Searching for "United States is" and "United States are" in COHA, we get the following results (combined into one graph via Excel):
There does not appear to be a sharp decrease in the use of plural version following the Civil War—usage was already slightly declining and generally that trend continued. As for the singular noun version of "United States," after the Civil war there is an immediate drop in the 1870s, followed by a fairly large increase as it becomes the preferred version. These are somewhat different results than the ones found in looking at much narrower (Pennsylvania newspapers) or specialized (Supreme Court opinions) corpora noted above. And the findings are certainly more generalizable to the United States as a whole.
With a corpus like COHA, one could further delve into genre-specific patterns: for example, do we see differences in non-fiction books compared to popular magazines? And one can dive even deeper to see to what degree context matters for choosing "is" versus "are" after "United States." Similarly, one could do a search of the words that most frequently co-occur (collocates) with "United States is" compared to "United States are." Thus, a well-made corpus can help answer more nuanced questions that a bare-bones collection of texts cannot.
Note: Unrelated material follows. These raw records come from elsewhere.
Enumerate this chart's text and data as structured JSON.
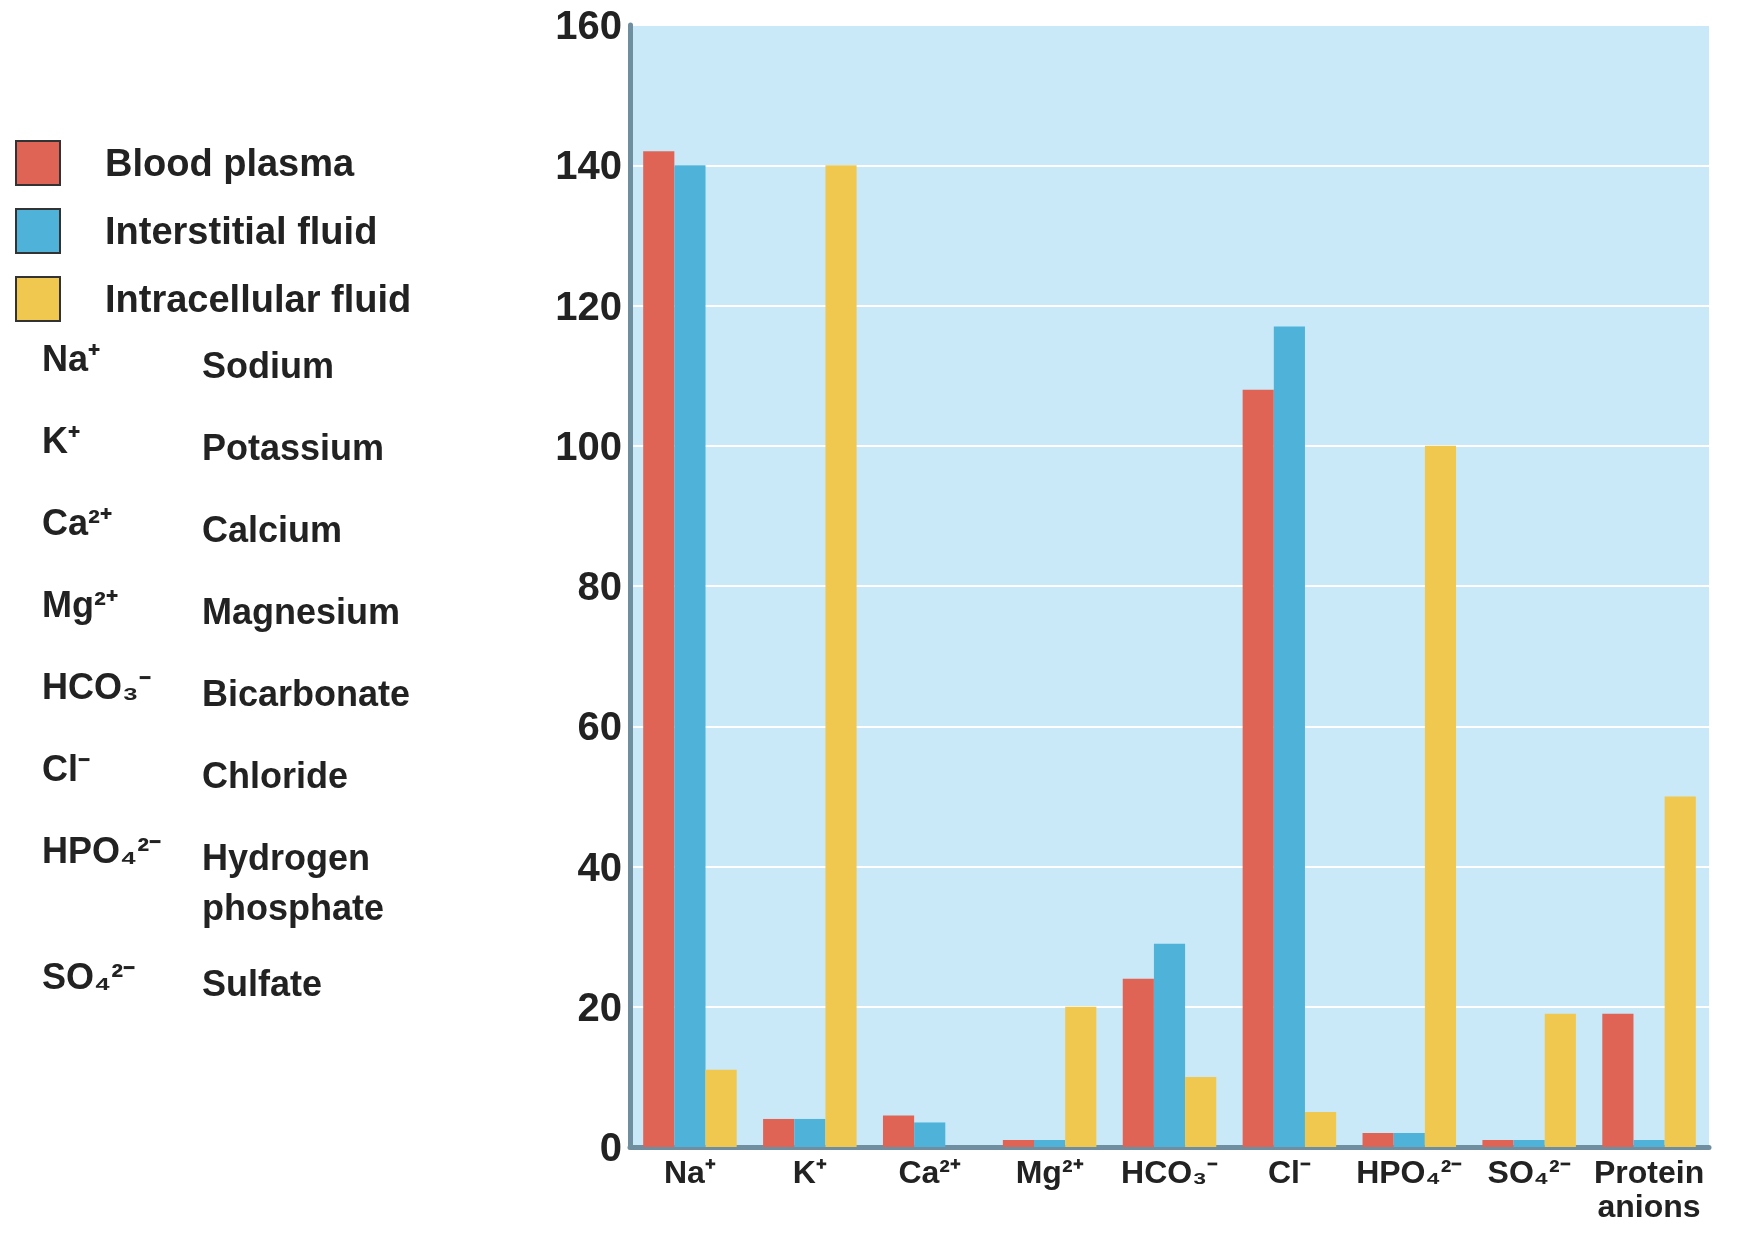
{
  "chart_data": {
    "type": "bar",
    "categories": [
      "Na⁺",
      "K⁺",
      "Ca²⁺",
      "Mg²⁺",
      "HCO₃⁻",
      "Cl⁻",
      "HPO₄²⁻",
      "SO₄²⁻",
      "Protein anions"
    ],
    "series": [
      {
        "name": "Blood plasma",
        "color": "#e06455",
        "values": [
          142,
          4,
          4.5,
          1,
          24,
          108,
          2,
          1,
          19
        ]
      },
      {
        "name": "Interstitial fluid",
        "color": "#4fb3d9",
        "values": [
          140,
          4,
          3.5,
          1,
          29,
          117,
          2,
          1,
          1
        ]
      },
      {
        "name": "Intracellular fluid",
        "color": "#f0c850",
        "values": [
          11,
          140,
          null,
          20,
          10,
          5,
          100,
          19,
          50
        ]
      }
    ],
    "ylim": [
      0,
      160
    ],
    "yticks": [
      0,
      20,
      40,
      60,
      80,
      100,
      120,
      140,
      160
    ],
    "grid": "y",
    "legend": "left",
    "annotations": [
      "Na⁺\tSodium",
      "K⁺\tPotassium",
      "Ca²⁺\tCalcium",
      "Mg²⁺\tMagnesium",
      "HCO₃⁻\tBicarbonate",
      "Cl⁻\tChloride",
      "HPO₄²⁻\tHydrogen\nphosphate",
      "SO₄²⁻\tSulfate"
    ]
  }
}
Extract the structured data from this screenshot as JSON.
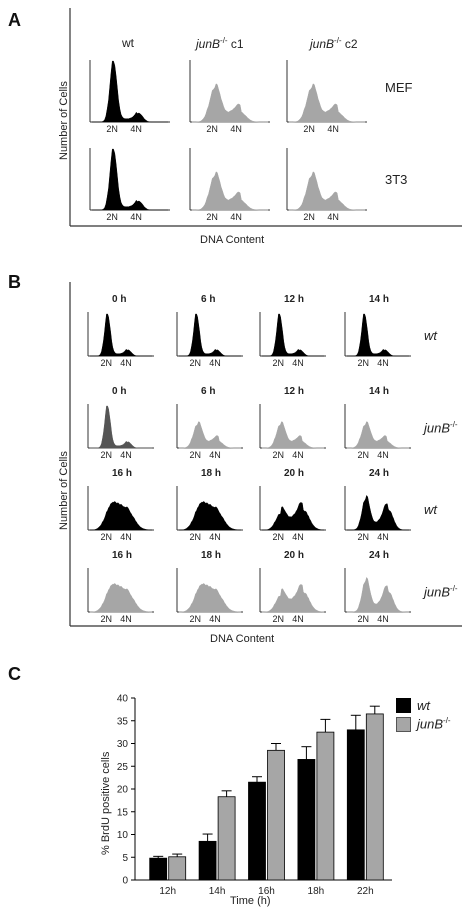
{
  "panels": {
    "a": {
      "letter": "A",
      "y_axis": "Number of Cells",
      "x_axis": "DNA Content",
      "columns": [
        {
          "label": "wt"
        },
        {
          "label_italic": "junB",
          "sup": "-/-",
          "suffix": " c1"
        },
        {
          "label_italic": "junB",
          "sup": "-/-",
          "suffix": " c2"
        }
      ],
      "rows": [
        "MEF",
        "3T3"
      ],
      "ploidy_labels": [
        "2N",
        "4N"
      ]
    },
    "b": {
      "letter": "B",
      "y_axis": "Number of Cells",
      "x_axis": "DNA Content",
      "rows": [
        {
          "times": [
            "0 h",
            "6 h",
            "12 h",
            "14 h"
          ],
          "genotype": "wt"
        },
        {
          "times": [
            "0 h",
            "6 h",
            "12 h",
            "14 h"
          ],
          "genotype": "junB",
          "sup": "-/-"
        },
        {
          "times": [
            "16 h",
            "18 h",
            "20 h",
            "24 h"
          ],
          "genotype": "wt"
        },
        {
          "times": [
            "16 h",
            "18 h",
            "20 h",
            "24 h"
          ],
          "genotype": "junB",
          "sup": "-/-"
        }
      ],
      "ploidy_labels": [
        "2N",
        "4N"
      ]
    },
    "c": {
      "letter": "C",
      "legend": [
        {
          "label": "wt",
          "color": "#000000"
        },
        {
          "label": "junB",
          "sup": "-/-",
          "color": "#a6a6a6"
        }
      ]
    }
  },
  "chart_data": {
    "type": "bar",
    "categories": [
      "12h",
      "14h",
      "16h",
      "18h",
      "22h"
    ],
    "series": [
      {
        "name": "wt",
        "values": [
          4.8,
          8.5,
          21.5,
          26.5,
          33
        ],
        "errors": [
          0.4,
          1.6,
          1.2,
          2.8,
          3.2
        ],
        "color": "#000000"
      },
      {
        "name": "junB-/-",
        "values": [
          5.1,
          18.3,
          28.5,
          32.5,
          36.5
        ],
        "errors": [
          0.6,
          1.3,
          1.5,
          2.8,
          1.7
        ],
        "color": "#a6a6a6"
      }
    ],
    "xlabel": "Time (h)",
    "ylabel": "% BrdU positive cells",
    "ylim": [
      0,
      40
    ],
    "yticks": [
      0,
      5,
      10,
      15,
      20,
      25,
      30,
      35,
      40
    ],
    "grid": false,
    "legend_position": "top-right"
  }
}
Corpus linguistics is relatively new—roughly a half-century old in linguistics, and just now beginning to be applied in other contexts, including law (see scholarship here for statutory interpretation, here and here for constitutional interpretation, and here for criminal law). But corpus linguistics is everywhere, if hidden: from the suggestion for the next word your smart phone gives you when writing a text to the definitions in modern dictionaries. And as big-data has revolutionized fields as diverse as sports, medicine, and political campaigns, corpus linguistics has the potential to improve answers to linguistic-related questions we've long been asking and long been answering with less accurate tools.
(Unsurprisingly, the views expressed here are Phillips', and not necessarily those of Becket or its clients.)